5 thoughts on “Dr. King’s legacy and environmental justice

  1. Martin Luther King’s efforts were about civil rights in that all men were created equal. it was about race relations and cultural relations. It was NOT about some made up ponzi scheme to advance global governance that leftist marxists call global warming. Global warming fearmongering gains the globalists the funds they need to seek their greedy desires for domiminance. The very thing Dr.King preached AGAINST!

    Liberals always change history to their advantage. I challenge any marxist liberal on the planet to give me any speech of Dr. King’s where he mentioned evolution, global warming, etc.

    The next thing we know liberals will be telling people that Thomas Jefferson wrote global warming reparations into the constitution.

    Stand up for liberty, freedom, and independence! Destroy the new World Order. May it burn in the ashes of the rubble of a false society it helped create.

  2. For those of us who listen to the vast majority of scientists, global warming is a threat to equality because it will disproportionately harm the most disadvantaged — and in some ways is doing so already.

  3. There is no reason why the “disadvantaged” should be disadvantaged at all. Every day I see people who call themselves “disadvantaged” yet these same people have the latest cell phones, the most expensive cable television packages, and not once have I heard of any of them starving to death- most of the eat better than I do.

    This whole “disadvantaged” pity party has gone too far. Time to fish or cut bait.

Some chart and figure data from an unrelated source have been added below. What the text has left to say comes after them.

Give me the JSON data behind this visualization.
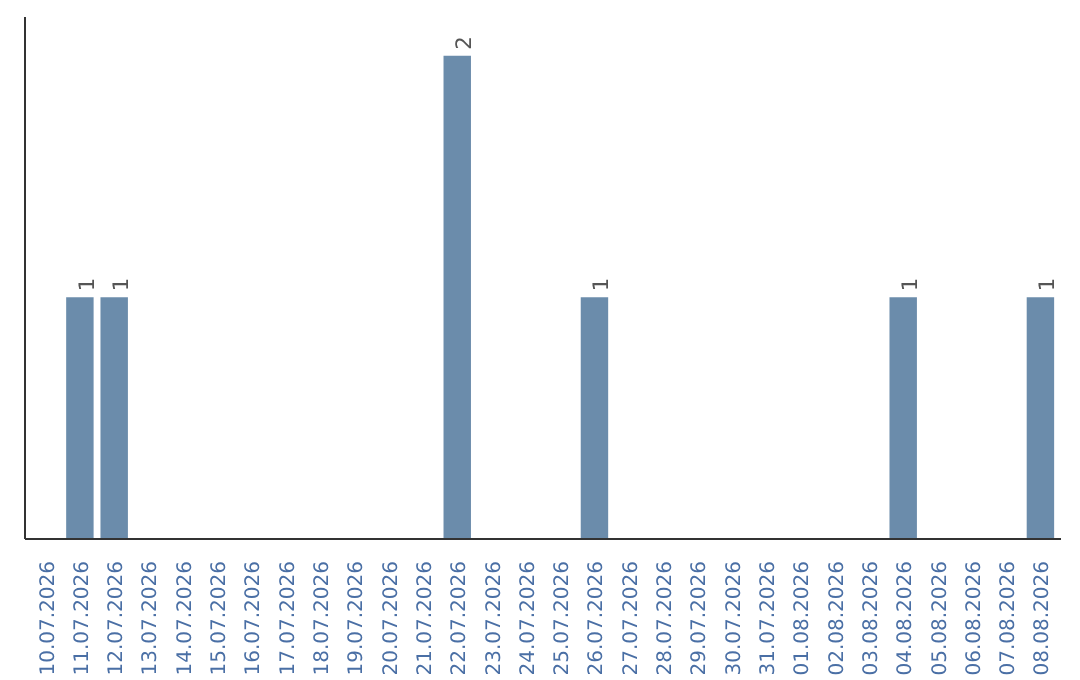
{
  "chart_data": {
    "type": "bar",
    "categories": [
      "10.07.2026",
      "11.07.2026",
      "12.07.2026",
      "13.07.2026",
      "14.07.2026",
      "15.07.2026",
      "16.07.2026",
      "17.07.2026",
      "18.07.2026",
      "19.07.2026",
      "20.07.2026",
      "21.07.2026",
      "22.07.2026",
      "23.07.2026",
      "24.07.2026",
      "25.07.2026",
      "26.07.2026",
      "27.07.2026",
      "28.07.2026",
      "29.07.2026",
      "30.07.2026",
      "31.07.2026",
      "01.08.2026",
      "02.08.2026",
      "03.08.2026",
      "04.08.2026",
      "05.08.2026",
      "06.08.2026",
      "07.08.2026",
      "08.08.2026"
    ],
    "values": [
      0,
      1,
      1,
      0,
      0,
      0,
      0,
      0,
      0,
      0,
      0,
      0,
      2,
      0,
      0,
      0,
      1,
      0,
      0,
      0,
      0,
      0,
      0,
      0,
      0,
      1,
      0,
      0,
      0,
      1
    ],
    "value_labels": [
      null,
      "1",
      "1",
      null,
      null,
      null,
      null,
      null,
      null,
      null,
      null,
      null,
      "2",
      null,
      null,
      null,
      "1",
      null,
      null,
      null,
      null,
      null,
      null,
      null,
      null,
      "1",
      null,
      null,
      null,
      "1"
    ],
    "color": "#6b8cab",
    "grid": false,
    "tick_labels": "x"
  }
}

    I admit that around the world there are truly disadvantaged people who do not have clean water or food and I truly am sorry for that, but here in the US they are few and far between. Most of them caused their own problems to start with. They are not to be called disadvantaged. They are to be given loans to be helped out of their problems and be educated. Most of the people I deal with are too stupid to realize that paying the electric bill is far more important than facebook or cable television or the latest song.

  4. @liz: “For those of us who listen to the vast majority of scientists”

    What happens when one of those scientists decides to coeme out of the closet so to speak and inform the public of this global scam called global warming? He is ridiculed to no end and he loses his credentials and his career. If one person decides to challenge the establishment he is punished. Funny, I dod not recall that as a prerequisite to the scientific method. I though science was about discovery, not fraud, bullying, and mass deception.

  5. One of the things I like about the field of public health is that the emphasis is on improving population health – in this case, making air and water cleaner – and not deciding who is or isn’t worthy of help based on whether they “caused their own problems to start with.”